I expected his solicitor to notify me of the terms of his Will. After months of silence, I contacted my younger sister and she admitted that she had been made the sole executrix and beneficiary of our father’s estate. I was surprised and the conversation ended abruptly after that.
My relationship with my father has always been relatively strained. He was always a lot closer to my sister. However, I still invited him to family events and visited him occasionally.
My husband and I are financially secure although a little extra financial assistance would be nice. We have three teenage children who all participate in expensive extra-curricular activities.
I recollect my father mentioning a trust many years ago. It is possible some of his assets are owned by a trust.
A: You indicate some time has passed since your father died. My immediate concern is that the deadline for filing proceedings may be approaching. You have 12 months from the grant of probate to file a claim challenging the will. The court has the discretion to extend this time, but only if your father’s estate has not already been distributed.
Only assets held by your father personally form part of his estate. Assets owned by a trust are treated differently. Trust assets will not necessarily be distributed now that your father has passed away – the trust “lives on”.
In New Zealand it is not uncommon for nearly all major assets to be held by a trust and for a person’s estate to comprise only minor assets such as cars, transactional bank accounts and household chattels.
Your father may have prepared a memorandum of wishes prior to his death outlining what he wants to happen to the trust assets. This document is not binding on trustees but usually trustees will pay close regard to the terms.
As a first step I would recommend you engage a solicitor and have them contact your father’s solicitor to request:
(a) a copy of the will; and
(b) a copy of the grant of probate (if this has been issued); and
(c) confirmation as to whether you are a beneficiary of any trust established by your father, and if so, the provision of all “basic trust information”, including a copy of the most recent accounts; and
(d) confirmation as to whether there is a memorandum of wishes, and if so, a copy of this document.
If probate has been granted, a copy of the probate and will can be obtained cheaply from the Wellington High Court. Your solicitor can also run a title search to check which properties are registered in your father’s name either personally or as a trustee of a trust.

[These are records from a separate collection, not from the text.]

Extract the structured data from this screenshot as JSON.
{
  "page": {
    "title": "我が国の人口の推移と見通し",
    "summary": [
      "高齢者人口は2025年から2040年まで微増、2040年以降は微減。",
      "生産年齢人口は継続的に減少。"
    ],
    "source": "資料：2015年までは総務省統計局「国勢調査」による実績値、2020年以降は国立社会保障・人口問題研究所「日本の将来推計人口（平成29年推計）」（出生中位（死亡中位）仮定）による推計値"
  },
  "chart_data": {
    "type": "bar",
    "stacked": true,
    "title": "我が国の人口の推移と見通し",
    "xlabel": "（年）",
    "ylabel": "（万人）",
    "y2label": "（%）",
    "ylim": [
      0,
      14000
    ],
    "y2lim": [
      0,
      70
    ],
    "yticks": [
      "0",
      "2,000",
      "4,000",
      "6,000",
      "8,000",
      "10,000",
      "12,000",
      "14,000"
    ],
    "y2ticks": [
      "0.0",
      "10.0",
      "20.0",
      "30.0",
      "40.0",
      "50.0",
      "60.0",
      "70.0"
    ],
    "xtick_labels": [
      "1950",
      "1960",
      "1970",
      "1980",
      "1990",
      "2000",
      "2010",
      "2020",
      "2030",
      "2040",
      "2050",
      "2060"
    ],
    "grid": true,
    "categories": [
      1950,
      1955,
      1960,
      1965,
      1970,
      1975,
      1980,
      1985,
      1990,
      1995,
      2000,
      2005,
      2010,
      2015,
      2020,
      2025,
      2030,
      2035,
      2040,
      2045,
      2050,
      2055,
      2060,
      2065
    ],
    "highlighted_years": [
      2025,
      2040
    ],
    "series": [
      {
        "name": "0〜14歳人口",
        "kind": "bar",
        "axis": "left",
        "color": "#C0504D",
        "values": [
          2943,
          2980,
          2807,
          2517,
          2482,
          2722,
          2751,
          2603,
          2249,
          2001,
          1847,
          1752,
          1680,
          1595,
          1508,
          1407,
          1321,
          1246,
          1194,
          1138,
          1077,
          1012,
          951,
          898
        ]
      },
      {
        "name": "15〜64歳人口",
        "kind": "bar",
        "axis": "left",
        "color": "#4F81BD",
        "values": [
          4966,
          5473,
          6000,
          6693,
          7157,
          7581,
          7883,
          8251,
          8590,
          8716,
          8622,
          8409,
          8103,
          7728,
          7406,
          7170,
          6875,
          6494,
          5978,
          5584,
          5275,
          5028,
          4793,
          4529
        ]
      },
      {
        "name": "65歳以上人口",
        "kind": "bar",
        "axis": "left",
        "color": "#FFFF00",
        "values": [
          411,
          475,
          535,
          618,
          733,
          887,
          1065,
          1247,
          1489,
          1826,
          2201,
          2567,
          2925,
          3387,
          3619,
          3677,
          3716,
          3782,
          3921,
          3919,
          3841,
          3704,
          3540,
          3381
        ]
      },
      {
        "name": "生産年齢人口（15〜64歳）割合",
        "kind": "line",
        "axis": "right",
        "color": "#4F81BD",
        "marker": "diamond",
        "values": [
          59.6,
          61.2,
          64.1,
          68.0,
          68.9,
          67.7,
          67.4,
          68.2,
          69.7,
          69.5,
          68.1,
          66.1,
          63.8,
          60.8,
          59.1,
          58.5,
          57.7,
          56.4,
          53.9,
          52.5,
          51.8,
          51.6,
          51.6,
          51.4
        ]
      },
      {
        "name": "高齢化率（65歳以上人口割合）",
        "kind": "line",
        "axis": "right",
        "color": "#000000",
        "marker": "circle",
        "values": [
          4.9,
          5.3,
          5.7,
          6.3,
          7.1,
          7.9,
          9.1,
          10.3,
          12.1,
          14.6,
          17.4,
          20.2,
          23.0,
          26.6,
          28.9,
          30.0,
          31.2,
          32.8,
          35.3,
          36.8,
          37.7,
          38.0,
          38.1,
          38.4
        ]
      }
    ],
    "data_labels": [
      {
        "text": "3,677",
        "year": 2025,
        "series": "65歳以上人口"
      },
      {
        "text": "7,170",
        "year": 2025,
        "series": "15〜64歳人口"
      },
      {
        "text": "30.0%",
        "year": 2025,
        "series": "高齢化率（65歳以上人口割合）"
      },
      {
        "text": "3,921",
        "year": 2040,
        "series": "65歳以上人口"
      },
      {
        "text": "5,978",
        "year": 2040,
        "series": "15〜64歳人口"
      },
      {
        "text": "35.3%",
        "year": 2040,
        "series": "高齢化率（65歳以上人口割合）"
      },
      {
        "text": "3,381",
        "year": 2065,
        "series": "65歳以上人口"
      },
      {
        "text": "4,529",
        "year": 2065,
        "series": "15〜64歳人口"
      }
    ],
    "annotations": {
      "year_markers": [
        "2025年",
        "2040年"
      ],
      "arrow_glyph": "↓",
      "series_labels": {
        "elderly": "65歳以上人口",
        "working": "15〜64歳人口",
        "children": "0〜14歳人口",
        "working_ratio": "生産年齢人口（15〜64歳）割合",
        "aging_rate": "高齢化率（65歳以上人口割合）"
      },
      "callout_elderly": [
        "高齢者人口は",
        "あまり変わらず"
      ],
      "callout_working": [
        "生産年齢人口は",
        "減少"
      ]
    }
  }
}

If your father has made little or no provision for you from his estate, then then you could consider filing court proceedings to make a claim on the estate. Under the terms of the relevant legislation, a deceased person is required to make “adequate provision” for the “maintenance and support” of certain close relatives, including children (whether dependent or not).
The fact that your relationship with your father was strained would not be a bar to this. It is usually only cases where there have been significant periods of estrangement brought about by the child of the deceased or other criminal or abusive behaviour by a claimant that the court will disallow a claim.
Whether or not the claim is successful, and the amount of financial relief provided would be at the discretion of the court. Relevant factors would include:
1. What provision has been made for you and any other potential claimants;
2. The size of the estate;
3. Your father’s wishes;
4. The relationship between you and your father and your conduct; and
5. Your age, health, and financial circumstances.
It is worth engaging a solicitor experienced in this area to provide you with advice on your prospects of success first. As noted above, if most assets are held by a trust rather than your father personally then there will be different considerations.
A word of warning here.
Even if you are entirely successful in your claim, courts will usually only award the minimum to meet your father’s duty to you. It’s not uncommon to see awards of only 10-15 per cent for adult independent children, so you should approach filing a claim with caution.
Weigh up the costs (and potential adverse costs awards made against you if you lose) to see whether it is worthwhile to proceed. You should also consider the relationship with your sister – not legal advice, but these sorts of issues frequently tear families apart irreparably.
Jeremy Sutton is a barrister and family lawyer at Bastion Chambers.